When one engine quits, you lose that extra lift on the dead engine’s wing. The wing on the operating engine’s side keeps producing boosted lift, creating a rolling tendency toward the dead side. Because the right engine’s thrust effects are already more pronounced (due to P-factor shifting its thrust outward), the lift imbalance and resulting roll are more severe when the left engine is the one that fails.
Spiraling Slipstream
Air behind a spinning propeller doesn’t just flow straight back. It corkscrews around the fuselage in the same direction the propeller rotates. This spiraling air eventually strikes the vertical tail (the fin and rudder) on one side. On an airplane with clockwise-spinning propellers, the slipstream from the left engine wraps around and hits the left side of the tail, which actually helps push the nose back toward center when the right engine fails. The right engine’s slipstream, by contrast, hits the tail in a way that’s less helpful. This makes controlling the airplane slightly harder when only the right engine is running, reinforcing the left engine’s status as critical.
Torque
Newton’s third law means that for every spinning propeller trying to rotate clockwise, the airplane’s airframe experiences an equal force trying to roll it in the opposite direction. With both engines running, these forces are present but manageable. When one engine quits, only the operating engine’s torque remains, rolling the airplane toward the dead engine’s side. Combined with the other three factors, this rolling tendency is more severe when the right engine is the one still running.
How This Affects Minimum Control Speed
The critical engine directly determines one of the most important speeds a multi-engine pilot needs to know: Vmc, or minimum control speed. This is the slowest airspeed at which the pilot can still maintain directional control after the critical engine suddenly fails. Below Vmc, there isn’t enough airflow over the rudder to counteract the yaw from the remaining engine.
FAA certification standards require that Vmc be determined under worst-case conditions: maximum takeoff power on the operating engine, the most unfavorable weight and center of gravity position, landing gear retracted, and flaps in the takeoff position. The pilot must be able to keep the airplane from turning more than 20 degrees off heading, and the force required on the rudder pedal can’t exceed 150 pounds. A bank angle of no more than 5 degrees toward the operating engine is allowed to help maintain control.
Vmc for takeoff cannot exceed 1.2 times the stall speed at maximum takeoff weight. This ensures the airplane is controllable throughout the takeoff and climb, even if the critical engine quits at the worst possible moment.

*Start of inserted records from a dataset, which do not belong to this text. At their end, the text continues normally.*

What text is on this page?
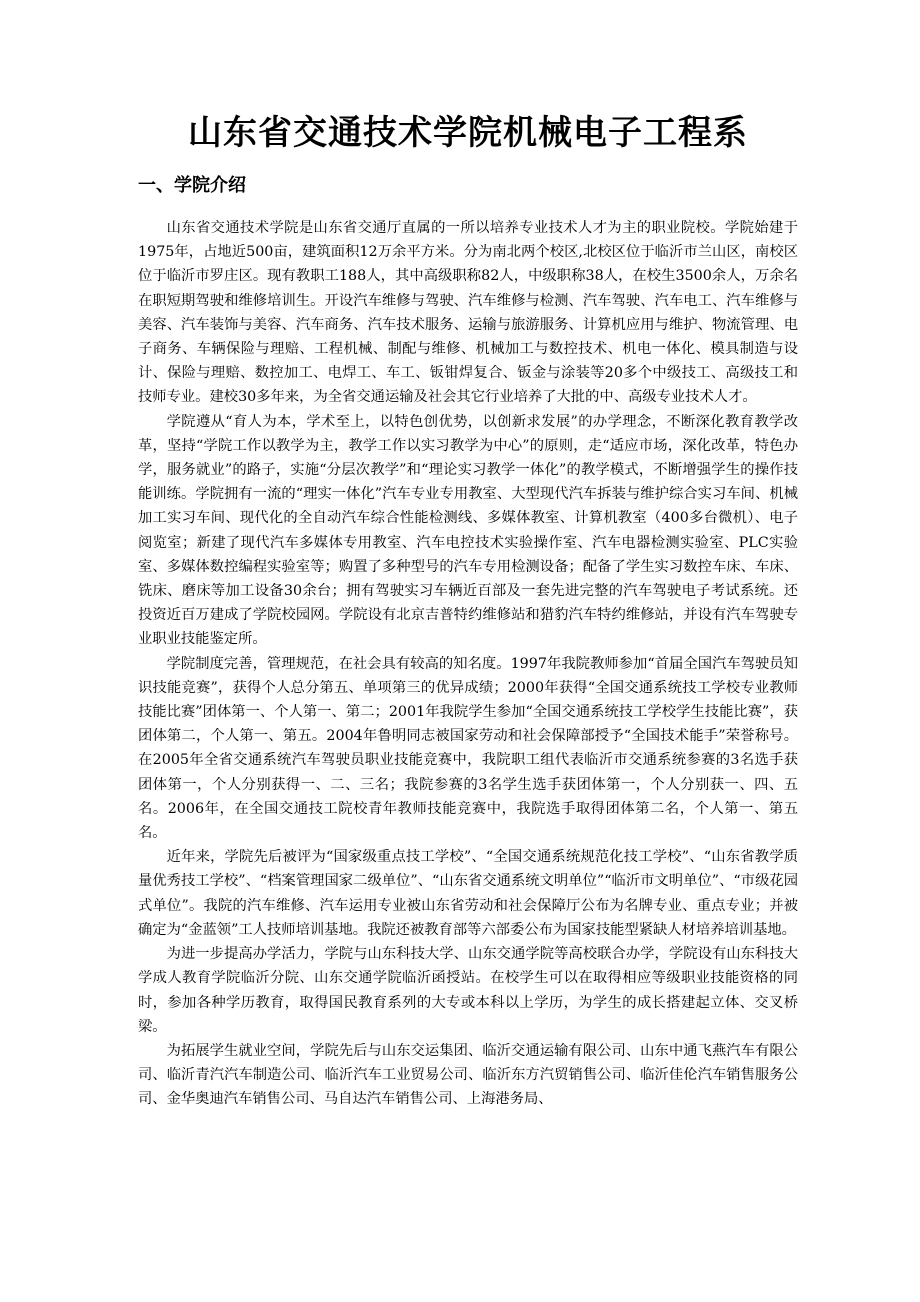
山东省交通技术学院机械电子工程系
一、学院介绍

山东省交通技术学院是山东省交通厅直属的一所以培养专业技术人才为主的职业院校。学院始建于1975年，占地近500亩，建筑面积12万余平方米。分为南北两个校区,北校区位于临沂市兰山区，南校区位于临沂市罗庄区。现有教职工188人，其中高级职称82人，中级职称38人，在校生3500余人，万余名在职短期驾驶和维修培训生。开设汽车维修与驾驶、汽车维修与检测、汽车驾驶、汽车电工、汽车维修与美容、汽车装饰与美容、汽车商务、汽车技术服务、运输与旅游服务、计算机应用与维护、物流管理、电子商务、车辆保险与理赔、工程机械、制配与维修、机械加工与数控技术、机电一体化、模具制造与设计、保险与理赔、数控加工、电焊工、车工、钣钳焊复合、钣金与涂装等20多个中级技工、高级技工和技师专业。建校30多年来，为全省交通运输及社会其它行业培养了大批的中、高级专业技术人才。

学院遵从“育人为本，学术至上，以特色创优势，以创新求发展”的办学理念，不断深化教育教学改革，坚持“学院工作以教学为主，教学工作以实习教学为中心”的原则，走“适应市场，深化改革，特色办学，服务就业”的路子，实施“分层次教学”和“理论实习教学一体化”的教学模式，不断增强学生的操作技能训练。学院拥有一流的“理实一体化”汽车专业专用教室、大型现代汽车拆装与维护综合实习车间、机械加工实习车间、现代化的全自动汽车综合性能检测线、多媒体教室、计算机教室（400多台微机）、电子阅览室；新建了现代汽车多媒体专用教室、汽车电控技术实验操作室、汽车电器检测实验室、PLC实验室、多媒体数控编程实验室等；购置了多种型号的汽车专用检测设备；配备了学生实习数控车床、车床、铣床、磨床等加工设备30余台；拥有驾驶实习车辆近百部及一套先进完整的汽车驾驶电子考试系统。还投资近百万建成了学院校园网。学院设有北京吉普特约维修站和猎豹汽车特约维修站，并设有汽车驾驶专业职业技能鉴定所。

学院制度完善，管理规范，在社会具有较高的知名度。1997年我院教师参加“首届全国汽车驾驶员知识技能竞赛”，获得个人总分第五、单项第三的优异成绩；2000年获得“全国交通系统技工学校专业教师技能比赛”团体第一、个人第一、第二；2001年我院学生参加“全国交通系统技工学校学生技能比赛”，获团体第二，个人第一、第五。2004年鲁明同志被国家劳动和社会保障部授予“全国技术能手”荣誉称号。在2005年全省交通系统汽车驾驶员职业技能竞赛中，我院职工组代表临沂市交通系统参赛的3名选手获团体第一，个人分别获得一、二、三名；我院参赛的3名学生选手获团体第一，个人分别获一、四、五名。2006年，在全国交通技工院校青年教师技能竞赛中，我院选手取得团体第二名，个人第一、第五名。

近年来，学院先后被评为“国家级重点技工学校”、“全国交通系统规范化技工学校”、“山东省教学质量优秀技工学校”、“档案管理国家二级单位”、“山东省交通系统文明单位”“临沂市文明单位”、“市级花园式单位”。我院的汽车维修、汽车运用专业被山东省劳动和社会保障厅公布为名牌专业、重点专业；并被确定为“金蓝领”工人技师培训基地。我院还被教育部等六部委公布为国家技能型紧缺人材培养培训基地。

为进一步提高办学活力，学院与山东科技大学、山东交通学院等高校联合办学，学院设有山东科技大学成人教育学院临沂分院、山东交通学院临沂函授站。在校学生可以在取得相应等级职业技能资格的同时，参加各种学历教育，取得国民教育系列的大专或本科以上学历，为学生的成长搭建起立体、交叉桥梁。

为拓展学生就业空间，学院先后与山东交运集团、临沂交通运输有限公司、山东中通飞燕汽车有限公司、临沂青汽汽车制造公司、临沂汽车工业贸易公司、临沂东方汽贸销售公司、临沂佳伦汽车销售服务公司、金华奥迪汽车销售公司、马自达汽车销售公司、上海港务局、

Counter-Rotating Propellers Eliminate the Critical Engine
Some twin-engine aircraft are designed with propellers that spin in opposite directions: the left engine’s propeller rotates clockwise while the right engine’s propeller rotates counterclockwise (or vice versa). This is called counter-rotation, and it’s specifically designed to balance out the asymmetric effects described above.
With counter-rotating propellers, P-factor shifts each engine’s thrust line by the same amount in opposite directions, so both engines sit at equal distances from the centerline. The slipstream, torque, and lift effects also mirror each other symmetrically. The result is that losing either engine produces the same yaw and roll forces. Neither engine is more critical than the other, so these aircraft technically have no critical engine. Every multi-engine pilot training scenario becomes identical regardless of which engine fails.
Aircraft like the Piper Seminole use counter-rotating propellers for this reason, making them popular training platforms. Airplanes with both propellers spinning the same direction, like many Beechcraft Barons, retain a true critical engine and require pilots to train specifically for the worse-case left-engine failure.